Relational data is data with very simple structures of list-based relationships. A single column of data in a normalized data table is a list. Each value in that list is an instance of the attribute that defines that list. For example, a list of colors might have "color" as the name of the column and values of red, white, and blue as values in separate rows in that column. In that case, "red," "white," and "blue" are related to each other because the share the definition that they are colors. Two columns in a normalized table will have data that has a one-to-one relationship between those columns, as the value "Aaron" in a FirstName column could relate to the value "Adams" in a LastName column when representing a specific person. Two columns with a one-to-many or many-to-many relationship will have to be in separate tables for a normalized design. When normalized data is denormalized into star or snowflake designs, it's management changes, and it's storage may change, but it's still the same data with the same simple, list-based relationships.
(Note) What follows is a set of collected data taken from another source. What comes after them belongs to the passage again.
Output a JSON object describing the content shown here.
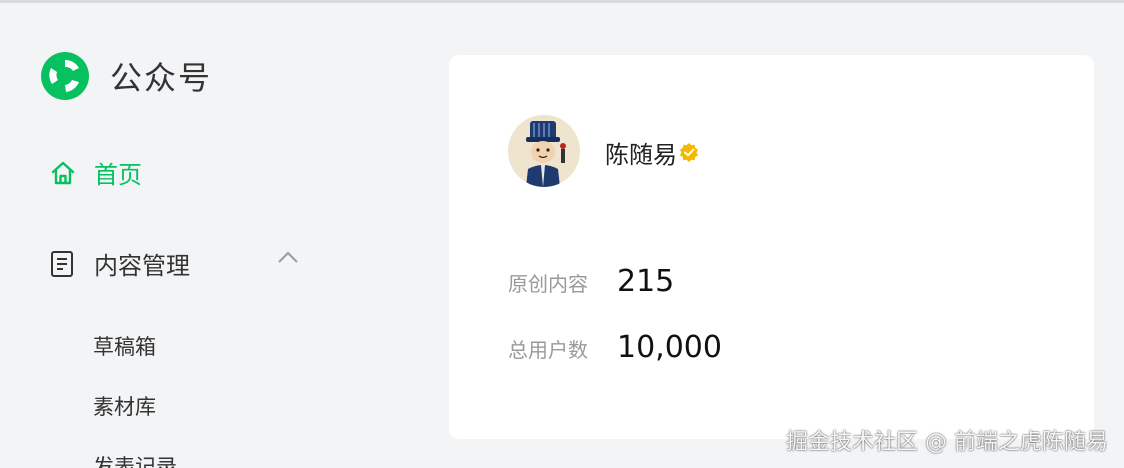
{
  "brand": {
    "name": "公众号",
    "icon": "wechat-mp-logo-icon",
    "color": "#07c160"
  },
  "sidebar": {
    "home": {
      "label": "首页",
      "icon": "home-icon",
      "active": true
    },
    "content_management": {
      "label": "内容管理",
      "icon": "document-icon",
      "expanded": true,
      "children": [
        {
          "label": "草稿箱"
        },
        {
          "label": "素材库"
        },
        {
          "label": "发表记录"
        }
      ]
    }
  },
  "profile": {
    "name": "陈随易",
    "avatar_icon": "avatar-cartoon-icon",
    "verified_icon": "verified-badge-icon",
    "verified_color": "#f5b800",
    "stats": [
      {
        "label": "原创内容",
        "value": "215"
      },
      {
        "label": "总用户数",
        "value": "10,000"
      }
    ]
  },
  "watermark": "掘金技术社区 @ 前端之虎陈随易"
}
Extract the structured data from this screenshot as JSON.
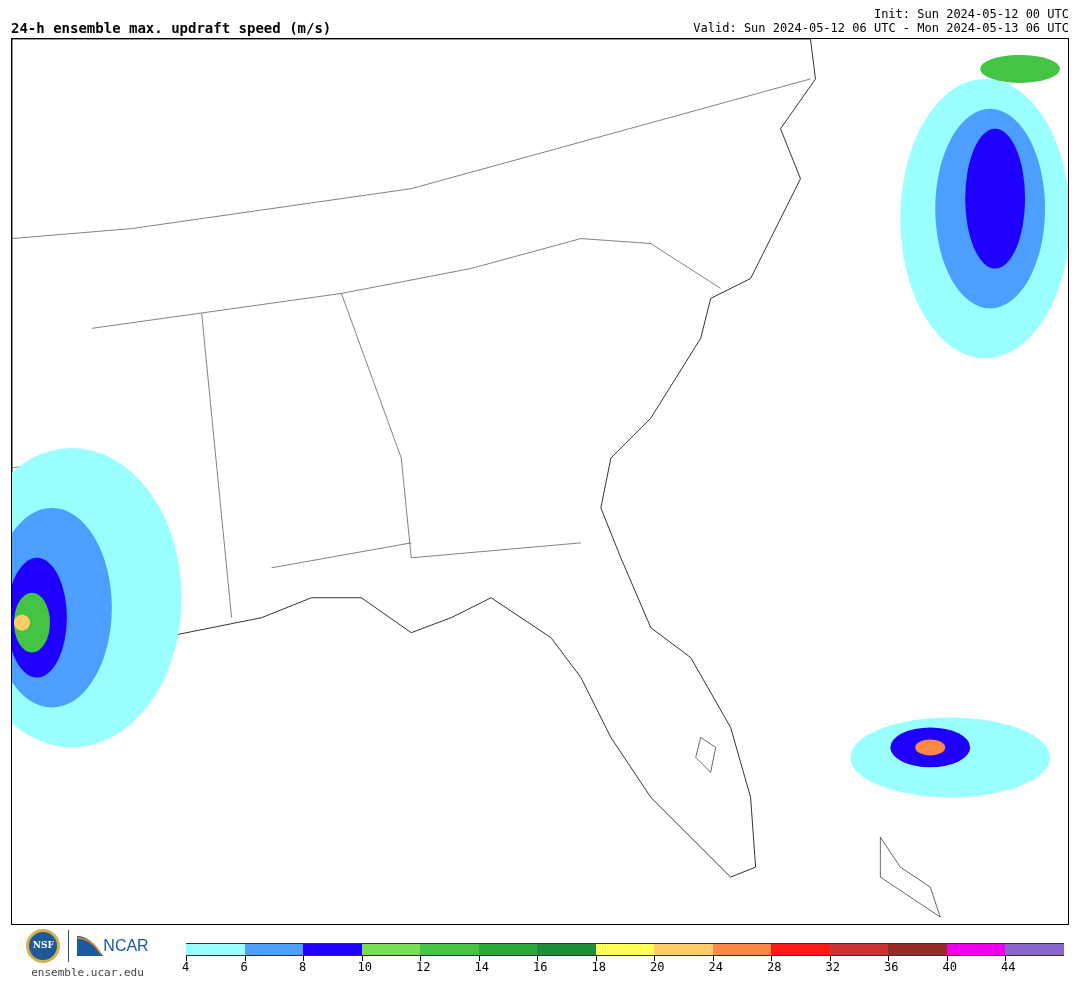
{
  "title": "24-h ensemble max. updraft speed (m/s)",
  "init": "Init: Sun 2024-05-12 00 UTC",
  "valid": "Valid: Sun 2024-05-12 06 UTC - Mon 2024-05-13 06 UTC",
  "footer": {
    "nsf_logo": "NSF",
    "ncar_logo": "NCAR",
    "url": "ensemble.ucar.edu"
  },
  "colorbar": [
    {
      "label": "4",
      "color": "#99ffff"
    },
    {
      "label": "6",
      "color": "#4d9fff"
    },
    {
      "label": "8",
      "color": "#1f00ff"
    },
    {
      "label": "10",
      "color": "#77dd55"
    },
    {
      "label": "12",
      "color": "#44c444"
    },
    {
      "label": "14",
      "color": "#2aaa3a"
    },
    {
      "label": "16",
      "color": "#1a8f35"
    },
    {
      "label": "18",
      "color": "#ffff55"
    },
    {
      "label": "20",
      "color": "#ffcc66"
    },
    {
      "label": "24",
      "color": "#ff8844"
    },
    {
      "label": "28",
      "color": "#ff1a1a"
    },
    {
      "label": "32",
      "color": "#cc3333"
    },
    {
      "label": "36",
      "color": "#992a2a"
    },
    {
      "label": "40",
      "color": "#ee00ee"
    },
    {
      "label": "44",
      "color": "#8866cc"
    }
  ]
}
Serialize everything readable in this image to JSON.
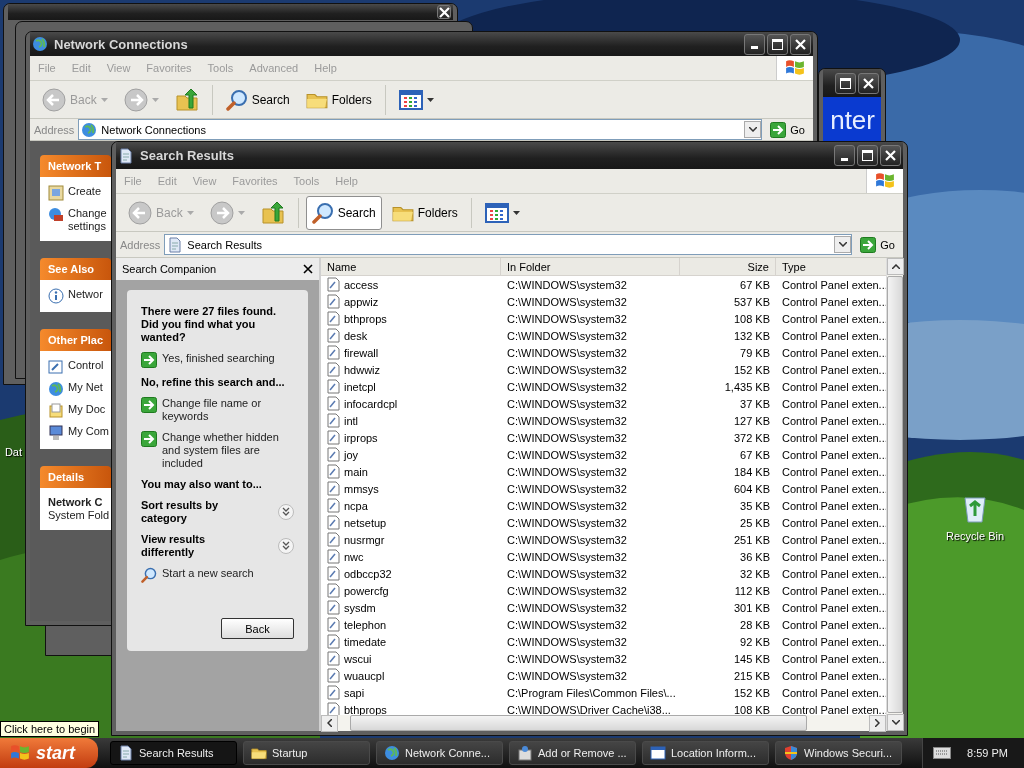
{
  "desktop": {
    "icons": [
      {
        "label": "Dat",
        "kind": "partial"
      },
      {
        "label": "Recycle Bin",
        "kind": "recycle"
      }
    ],
    "tooltip": "Click here to begin"
  },
  "security_window": {
    "banner": "nter"
  },
  "network_window": {
    "title": "Network Connections",
    "menu": [
      "File",
      "Edit",
      "View",
      "Favorites",
      "Tools",
      "Advanced",
      "Help"
    ],
    "toolbar": [
      {
        "kind": "back",
        "label": "Back",
        "selected": false
      },
      {
        "kind": "forward",
        "selected": false
      },
      {
        "kind": "up",
        "selected": false
      },
      {
        "kind": "search",
        "label": "Search",
        "selected": false
      },
      {
        "kind": "folders",
        "label": "Folders",
        "selected": false
      },
      {
        "kind": "views",
        "selected": false
      }
    ],
    "address": {
      "label": "Address",
      "value": "Network Connections",
      "go": "Go"
    },
    "task_panes": [
      {
        "title": "Network T",
        "items": [
          {
            "kind": "create",
            "label": "Create"
          },
          {
            "kind": "change",
            "label": "Change settings"
          }
        ]
      },
      {
        "title": "See Also",
        "items": [
          {
            "kind": "info",
            "label": "Networ"
          }
        ]
      },
      {
        "title": "Other Plac",
        "items": [
          {
            "kind": "control",
            "label": "Control"
          },
          {
            "kind": "network",
            "label": "My Net"
          },
          {
            "kind": "documents",
            "label": "My Doc"
          },
          {
            "kind": "computer",
            "label": "My Com"
          }
        ]
      },
      {
        "title": "Details",
        "items": [
          {
            "kind": "bold",
            "label": "Network C"
          },
          {
            "kind": "plain",
            "label": "System Fold"
          }
        ]
      }
    ]
  },
  "search_window": {
    "title": "Search Results",
    "menu": [
      "File",
      "Edit",
      "View",
      "Favorites",
      "Tools",
      "Help"
    ],
    "toolbar": [
      {
        "kind": "back",
        "label": "Back",
        "selected": false
      },
      {
        "kind": "forward",
        "selected": false
      },
      {
        "kind": "up",
        "selected": false
      },
      {
        "kind": "search",
        "label": "Search",
        "selected": true
      },
      {
        "kind": "folders",
        "label": "Folders",
        "selected": false
      },
      {
        "kind": "views",
        "selected": false
      }
    ],
    "address": {
      "label": "Address",
      "value": "Search Results",
      "go": "Go"
    },
    "companion": {
      "title": "Search Companion",
      "sections": [
        {
          "kind": "heading",
          "text": "There were 27 files found. Did you find what you wanted?"
        },
        {
          "kind": "link",
          "text": "Yes, finished searching"
        },
        {
          "kind": "heading",
          "text": "No, refine this search and..."
        },
        {
          "kind": "link",
          "text": "Change file name or keywords"
        },
        {
          "kind": "link",
          "text": "Change whether hidden and system files are included"
        },
        {
          "kind": "heading",
          "text": "You may also want to..."
        },
        {
          "kind": "expander",
          "text": "Sort results by category"
        },
        {
          "kind": "expander",
          "text": "View results differently"
        },
        {
          "kind": "search",
          "text": "Start a new search"
        }
      ],
      "back_button": "Back"
    },
    "table": {
      "columns": [
        "Name",
        "In Folder",
        "Size",
        "Type"
      ],
      "rows": [
        {
          "name": "access",
          "folder": "C:\\WINDOWS\\system32",
          "size": "67 KB",
          "type": "Control Panel exten..."
        },
        {
          "name": "appwiz",
          "folder": "C:\\WINDOWS\\system32",
          "size": "537 KB",
          "type": "Control Panel exten..."
        },
        {
          "name": "bthprops",
          "folder": "C:\\WINDOWS\\system32",
          "size": "108 KB",
          "type": "Control Panel exten..."
        },
        {
          "name": "desk",
          "folder": "C:\\WINDOWS\\system32",
          "size": "132 KB",
          "type": "Control Panel exten..."
        },
        {
          "name": "firewall",
          "folder": "C:\\WINDOWS\\system32",
          "size": "79 KB",
          "type": "Control Panel exten..."
        },
        {
          "name": "hdwwiz",
          "folder": "C:\\WINDOWS\\system32",
          "size": "152 KB",
          "type": "Control Panel exten..."
        },
        {
          "name": "inetcpl",
          "folder": "C:\\WINDOWS\\system32",
          "size": "1,435 KB",
          "type": "Control Panel exten..."
        },
        {
          "name": "infocardcpl",
          "folder": "C:\\WINDOWS\\system32",
          "size": "37 KB",
          "type": "Control Panel exten..."
        },
        {
          "name": "intl",
          "folder": "C:\\WINDOWS\\system32",
          "size": "127 KB",
          "type": "Control Panel exten..."
        },
        {
          "name": "irprops",
          "folder": "C:\\WINDOWS\\system32",
          "size": "372 KB",
          "type": "Control Panel exten..."
        },
        {
          "name": "joy",
          "folder": "C:\\WINDOWS\\system32",
          "size": "67 KB",
          "type": "Control Panel exten..."
        },
        {
          "name": "main",
          "folder": "C:\\WINDOWS\\system32",
          "size": "184 KB",
          "type": "Control Panel exten..."
        },
        {
          "name": "mmsys",
          "folder": "C:\\WINDOWS\\system32",
          "size": "604 KB",
          "type": "Control Panel exten..."
        },
        {
          "name": "ncpa",
          "folder": "C:\\WINDOWS\\system32",
          "size": "35 KB",
          "type": "Control Panel exten..."
        },
        {
          "name": "netsetup",
          "folder": "C:\\WINDOWS\\system32",
          "size": "25 KB",
          "type": "Control Panel exten..."
        },
        {
          "name": "nusrmgr",
          "folder": "C:\\WINDOWS\\system32",
          "size": "251 KB",
          "type": "Control Panel exten..."
        },
        {
          "name": "nwc",
          "folder": "C:\\WINDOWS\\system32",
          "size": "36 KB",
          "type": "Control Panel exten..."
        },
        {
          "name": "odbccp32",
          "folder": "C:\\WINDOWS\\system32",
          "size": "32 KB",
          "type": "Control Panel exten..."
        },
        {
          "name": "powercfg",
          "folder": "C:\\WINDOWS\\system32",
          "size": "112 KB",
          "type": "Control Panel exten..."
        },
        {
          "name": "sysdm",
          "folder": "C:\\WINDOWS\\system32",
          "size": "301 KB",
          "type": "Control Panel exten..."
        },
        {
          "name": "telephon",
          "folder": "C:\\WINDOWS\\system32",
          "size": "28 KB",
          "type": "Control Panel exten..."
        },
        {
          "name": "timedate",
          "folder": "C:\\WINDOWS\\system32",
          "size": "92 KB",
          "type": "Control Panel exten..."
        },
        {
          "name": "wscui",
          "folder": "C:\\WINDOWS\\system32",
          "size": "145 KB",
          "type": "Control Panel exten..."
        },
        {
          "name": "wuaucpl",
          "folder": "C:\\WINDOWS\\system32",
          "size": "215 KB",
          "type": "Control Panel exten..."
        },
        {
          "name": "sapi",
          "folder": "C:\\Program Files\\Common Files\\...",
          "size": "152 KB",
          "type": "Control Panel exten..."
        },
        {
          "name": "bthprops",
          "folder": "C:\\WINDOWS\\Driver Cache\\i38...",
          "size": "108 KB",
          "type": "Control Panel exten..."
        }
      ]
    }
  },
  "taskbar": {
    "start": "start",
    "tasks": [
      {
        "kind": "search",
        "label": "Search Results",
        "selected": true
      },
      {
        "kind": "folder",
        "label": "Startup",
        "selected": false
      },
      {
        "kind": "network",
        "label": "Network Conne...",
        "selected": false
      },
      {
        "kind": "addremove",
        "label": "Add or Remove ...",
        "selected": false
      },
      {
        "kind": "window",
        "label": "Location Inform...",
        "selected": false
      },
      {
        "kind": "shield",
        "label": "Windows Securi...",
        "selected": false
      }
    ],
    "time": "8:59 PM"
  }
}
Data with complex structures, erroneously referred to as unstructured, are primarily narrative text, images (single and sequential), audio, and executable code. Narrative text has complexly-related grammatical structures, with examples such as novels and news stories. Still images have complex structures of related patterns of color, luminance, etc., with examples such as photographs and drawings. Sequences of images have complex structures that are the same as still images with the added dimension of time, with examples such as video and animation. Audio data has complex structures of related frequencies and amplitude. Executable computer code has complex structures of related commands and variable values designed for sequential or parallel CPU consumption.

Some data can have hybrid levels of complexity, such as XML, which uses a set of simply-structured tags which may contain either simply-structured data or complexly-structured data.

If text, something visual, or audio has no structure, it is meaningless, and is therefore not data. If text has no coherent structure, it is random characters. If visuals have no coherent structures, they are meaningless. If audio has no coherent structure, it is random noise.

So, data is either simple or complex. It is never unstructured.